Print version ISSN 0104-7841On-line version ISSN 2594-4363

Nova perspect. sist. vol.28 no.65 São Paulo Sept./Dec. 2019

 

FAMÍLIA E COMUNIDADE EM FOCO

 

Práticas Colaborativas no calor de Brno*

 

 

Leonora CorsiniI, Alexandra da Rosa MoreiraII, Cecília Cruz VillaresIII, Helena Maffei CruzIV

I Instituto Noos, São Paulo/SP, Brasil.

II Associação Paulista e Brasileira de Terapeutas de Família, São Paulo/SP, Brasil.

III Universidade Federal de São Paulo (Unifesp), São Paulo/SP, Brasil.

IV Instituto Noos, São Paulo/SP, Brasil.

 

 


 

 

Aconteceu em junho deste ano, entre os dias 27 e 29, o IV Congresso de Práticas Colaborativas e Dialógicas na cidade de Brno, República Checa. O encontro contou com cento e oitenta participantes representando cerca de trinta e dois países. Pelo Brasil, foram apresentados doze trabalhos por vinte participantes, dentre os quais os de três integrantes da equipe de associados do Instituto Noos.

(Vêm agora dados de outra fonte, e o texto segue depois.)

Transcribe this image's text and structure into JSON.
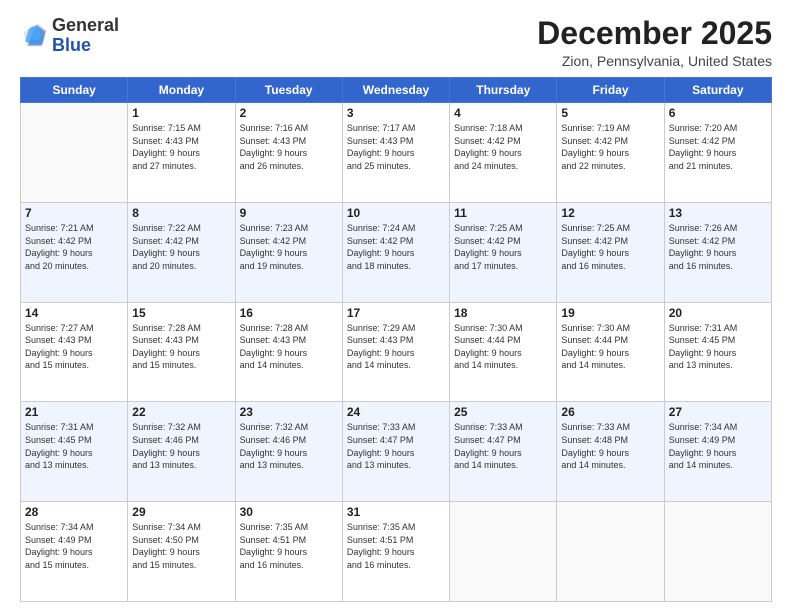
{
  "header": {
    "logo_general": "General",
    "logo_blue": "Blue",
    "month_title": "December 2025",
    "location": "Zion, Pennsylvania, United States"
  },
  "days_of_week": [
    "Sunday",
    "Monday",
    "Tuesday",
    "Wednesday",
    "Thursday",
    "Friday",
    "Saturday"
  ],
  "weeks": [
    [
      {
        "day": "",
        "info": ""
      },
      {
        "day": "1",
        "info": "Sunrise: 7:15 AM\nSunset: 4:43 PM\nDaylight: 9 hours\nand 27 minutes."
      },
      {
        "day": "2",
        "info": "Sunrise: 7:16 AM\nSunset: 4:43 PM\nDaylight: 9 hours\nand 26 minutes."
      },
      {
        "day": "3",
        "info": "Sunrise: 7:17 AM\nSunset: 4:43 PM\nDaylight: 9 hours\nand 25 minutes."
      },
      {
        "day": "4",
        "info": "Sunrise: 7:18 AM\nSunset: 4:42 PM\nDaylight: 9 hours\nand 24 minutes."
      },
      {
        "day": "5",
        "info": "Sunrise: 7:19 AM\nSunset: 4:42 PM\nDaylight: 9 hours\nand 22 minutes."
      },
      {
        "day": "6",
        "info": "Sunrise: 7:20 AM\nSunset: 4:42 PM\nDaylight: 9 hours\nand 21 minutes."
      }
    ],
    [
      {
        "day": "7",
        "info": "Sunrise: 7:21 AM\nSunset: 4:42 PM\nDaylight: 9 hours\nand 20 minutes."
      },
      {
        "day": "8",
        "info": "Sunrise: 7:22 AM\nSunset: 4:42 PM\nDaylight: 9 hours\nand 20 minutes."
      },
      {
        "day": "9",
        "info": "Sunrise: 7:23 AM\nSunset: 4:42 PM\nDaylight: 9 hours\nand 19 minutes."
      },
      {
        "day": "10",
        "info": "Sunrise: 7:24 AM\nSunset: 4:42 PM\nDaylight: 9 hours\nand 18 minutes."
      },
      {
        "day": "11",
        "info": "Sunrise: 7:25 AM\nSunset: 4:42 PM\nDaylight: 9 hours\nand 17 minutes."
      },
      {
        "day": "12",
        "info": "Sunrise: 7:25 AM\nSunset: 4:42 PM\nDaylight: 9 hours\nand 16 minutes."
      },
      {
        "day": "13",
        "info": "Sunrise: 7:26 AM\nSunset: 4:42 PM\nDaylight: 9 hours\nand 16 minutes."
      }
    ],
    [
      {
        "day": "14",
        "info": "Sunrise: 7:27 AM\nSunset: 4:43 PM\nDaylight: 9 hours\nand 15 minutes."
      },
      {
        "day": "15",
        "info": "Sunrise: 7:28 AM\nSunset: 4:43 PM\nDaylight: 9 hours\nand 15 minutes."
      },
      {
        "day": "16",
        "info": "Sunrise: 7:28 AM\nSunset: 4:43 PM\nDaylight: 9 hours\nand 14 minutes."
      },
      {
        "day": "17",
        "info": "Sunrise: 7:29 AM\nSunset: 4:43 PM\nDaylight: 9 hours\nand 14 minutes."
      },
      {
        "day": "18",
        "info": "Sunrise: 7:30 AM\nSunset: 4:44 PM\nDaylight: 9 hours\nand 14 minutes."
      },
      {
        "day": "19",
        "info": "Sunrise: 7:30 AM\nSunset: 4:44 PM\nDaylight: 9 hours\nand 14 minutes."
      },
      {
        "day": "20",
        "info": "Sunrise: 7:31 AM\nSunset: 4:45 PM\nDaylight: 9 hours\nand 13 minutes."
      }
    ],
    [
      {
        "day": "21",
        "info": "Sunrise: 7:31 AM\nSunset: 4:45 PM\nDaylight: 9 hours\nand 13 minutes."
      },
      {
        "day": "22",
        "info": "Sunrise: 7:32 AM\nSunset: 4:46 PM\nDaylight: 9 hours\nand 13 minutes."
      },
      {
        "day": "23",
        "info": "Sunrise: 7:32 AM\nSunset: 4:46 PM\nDaylight: 9 hours\nand 13 minutes."
      },
      {
        "day": "24",
        "info": "Sunrise: 7:33 AM\nSunset: 4:47 PM\nDaylight: 9 hours\nand 13 minutes."
      },
      {
        "day": "25",
        "info": "Sunrise: 7:33 AM\nSunset: 4:47 PM\nDaylight: 9 hours\nand 14 minutes."
      },
      {
        "day": "26",
        "info": "Sunrise: 7:33 AM\nSunset: 4:48 PM\nDaylight: 9 hours\nand 14 minutes."
      },
      {
        "day": "27",
        "info": "Sunrise: 7:34 AM\nSunset: 4:49 PM\nDaylight: 9 hours\nand 14 minutes."
      }
    ],
    [
      {
        "day": "28",
        "info": "Sunrise: 7:34 AM\nSunset: 4:49 PM\nDaylight: 9 hours\nand 15 minutes."
      },
      {
        "day": "29",
        "info": "Sunrise: 7:34 AM\nSunset: 4:50 PM\nDaylight: 9 hours\nand 15 minutes."
      },
      {
        "day": "30",
        "info": "Sunrise: 7:35 AM\nSunset: 4:51 PM\nDaylight: 9 hours\nand 16 minutes."
      },
      {
        "day": "31",
        "info": "Sunrise: 7:35 AM\nSunset: 4:51 PM\nDaylight: 9 hours\nand 16 minutes."
      },
      {
        "day": "",
        "info": ""
      },
      {
        "day": "",
        "info": ""
      },
      {
        "day": "",
        "info": ""
      }
    ]
  ]
}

Conversamos com Cecília Cruz Villares, Helena Maffei Cruz e Alexandra da Rosa Moreira – integrantes da equipe Noos e participantes do Congresso – que generosamente compartilharam suas impressões do Congresso, cuja síntese apresentamos a seguir.

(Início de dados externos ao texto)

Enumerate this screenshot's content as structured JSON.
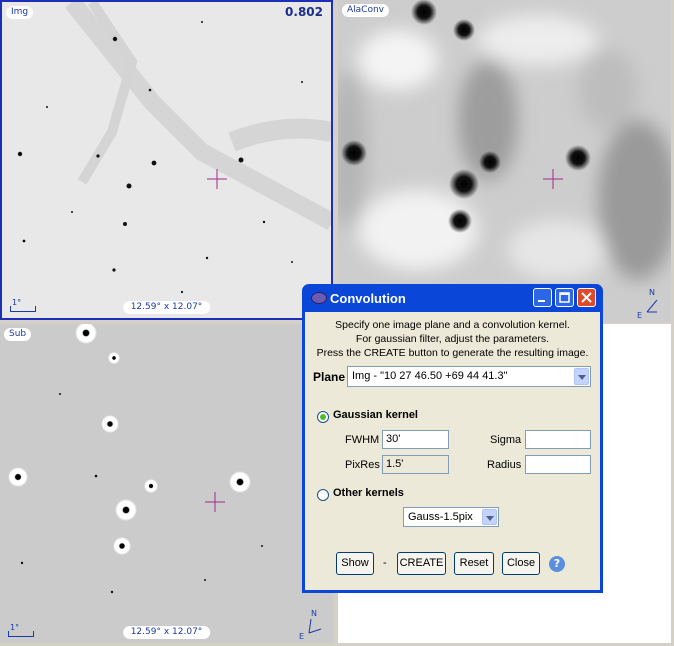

A primeira coisa a chamar atenção das três participantes foi constatar que na República Checa faz muito calor no verão! Os dias de sol e muita luz convidavam a passear para ver o movimento alegre das pessoas aproveitando a vida ao ar livre nas ruas, nos bares, nas esplanadas e nas muitas áreas verdes da simpática cidade checa. Da parte dos anfitriões checos, estes se empenharam em receber a todos com igual calor humano, possibilitando aos convidados que se sentissem felizes, ainda que quentes, dentro das salas da Universidade onde aconteceram encontros, atividades e conversas em torno de temas e projetos apaixonantes.

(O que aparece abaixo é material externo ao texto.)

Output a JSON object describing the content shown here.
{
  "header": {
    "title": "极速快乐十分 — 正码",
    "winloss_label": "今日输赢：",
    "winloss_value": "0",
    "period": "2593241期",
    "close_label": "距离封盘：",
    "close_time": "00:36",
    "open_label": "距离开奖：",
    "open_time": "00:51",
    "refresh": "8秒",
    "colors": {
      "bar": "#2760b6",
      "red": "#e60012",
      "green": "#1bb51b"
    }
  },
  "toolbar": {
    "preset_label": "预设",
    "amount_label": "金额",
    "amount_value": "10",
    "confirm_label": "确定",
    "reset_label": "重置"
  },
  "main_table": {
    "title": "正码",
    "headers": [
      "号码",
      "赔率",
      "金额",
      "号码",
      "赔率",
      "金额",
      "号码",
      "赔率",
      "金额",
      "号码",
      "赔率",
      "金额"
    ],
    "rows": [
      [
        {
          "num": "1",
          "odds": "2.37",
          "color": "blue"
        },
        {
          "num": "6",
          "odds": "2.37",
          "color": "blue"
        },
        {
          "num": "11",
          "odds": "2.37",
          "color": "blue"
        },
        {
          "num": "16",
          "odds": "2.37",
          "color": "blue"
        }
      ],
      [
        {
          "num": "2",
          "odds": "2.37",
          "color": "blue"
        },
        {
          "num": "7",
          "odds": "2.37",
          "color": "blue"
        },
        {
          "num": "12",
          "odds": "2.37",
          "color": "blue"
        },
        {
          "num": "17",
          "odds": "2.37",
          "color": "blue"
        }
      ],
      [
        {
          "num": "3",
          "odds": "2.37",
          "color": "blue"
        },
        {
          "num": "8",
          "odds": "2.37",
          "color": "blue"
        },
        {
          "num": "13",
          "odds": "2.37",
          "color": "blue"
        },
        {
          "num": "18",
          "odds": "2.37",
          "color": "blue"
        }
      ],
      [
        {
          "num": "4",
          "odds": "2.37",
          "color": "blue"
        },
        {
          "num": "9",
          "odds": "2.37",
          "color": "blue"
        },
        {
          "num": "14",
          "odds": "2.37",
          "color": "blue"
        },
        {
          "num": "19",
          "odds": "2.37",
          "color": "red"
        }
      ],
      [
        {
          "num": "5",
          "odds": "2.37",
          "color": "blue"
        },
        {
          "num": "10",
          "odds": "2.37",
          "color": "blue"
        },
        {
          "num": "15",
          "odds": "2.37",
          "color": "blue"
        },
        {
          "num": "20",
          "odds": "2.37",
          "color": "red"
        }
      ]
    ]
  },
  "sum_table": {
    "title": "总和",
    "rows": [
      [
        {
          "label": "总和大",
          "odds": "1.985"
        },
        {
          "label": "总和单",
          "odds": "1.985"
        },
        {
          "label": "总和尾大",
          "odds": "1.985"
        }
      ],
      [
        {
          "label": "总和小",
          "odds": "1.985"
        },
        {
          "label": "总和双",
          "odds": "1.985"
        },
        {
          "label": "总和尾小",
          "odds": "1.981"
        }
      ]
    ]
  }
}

Como diz Cecília, sentir o clima de amizade e colaboração dos envolvidos em todos os níveis de organização do evento – da recepção ao trabalho dos tradutores e estudantes voluntários nas salas à organização das refeições, eventos sociais, passeios e visitas – permitiu às nossas representantes sentirem-se pertencentes a uma comunidade de gente disponível, feliz e orgulhosa de fazer parte de um sonho/projeto que se concretizava num evento de todos e para todos. Cecília, que ao longo de sua trajetória acadêmica já viveu a experiência de integrar comissões científicas de avaliação e seleção de trabalhos, sabe que montar um programa desse porte é sempre uma tarefa árdua, e que aceitar muitos trabalhos é a única maneira de dar espaço para projetos interessantes e oportunidade de encontros entre pessoas que não poderiam ir a um Congresso somente como participantes. Ela conhece bem o desafio de ter de escolher o que ver e participar em eventos onde há muitas atividades concorrentes. “Feito criança numa loja de guloseimas, quero tudo! Ao mesmo tempo, sinto pelos trabalhos interessantes que são às vezes apresentados para tão poucas pessoas.”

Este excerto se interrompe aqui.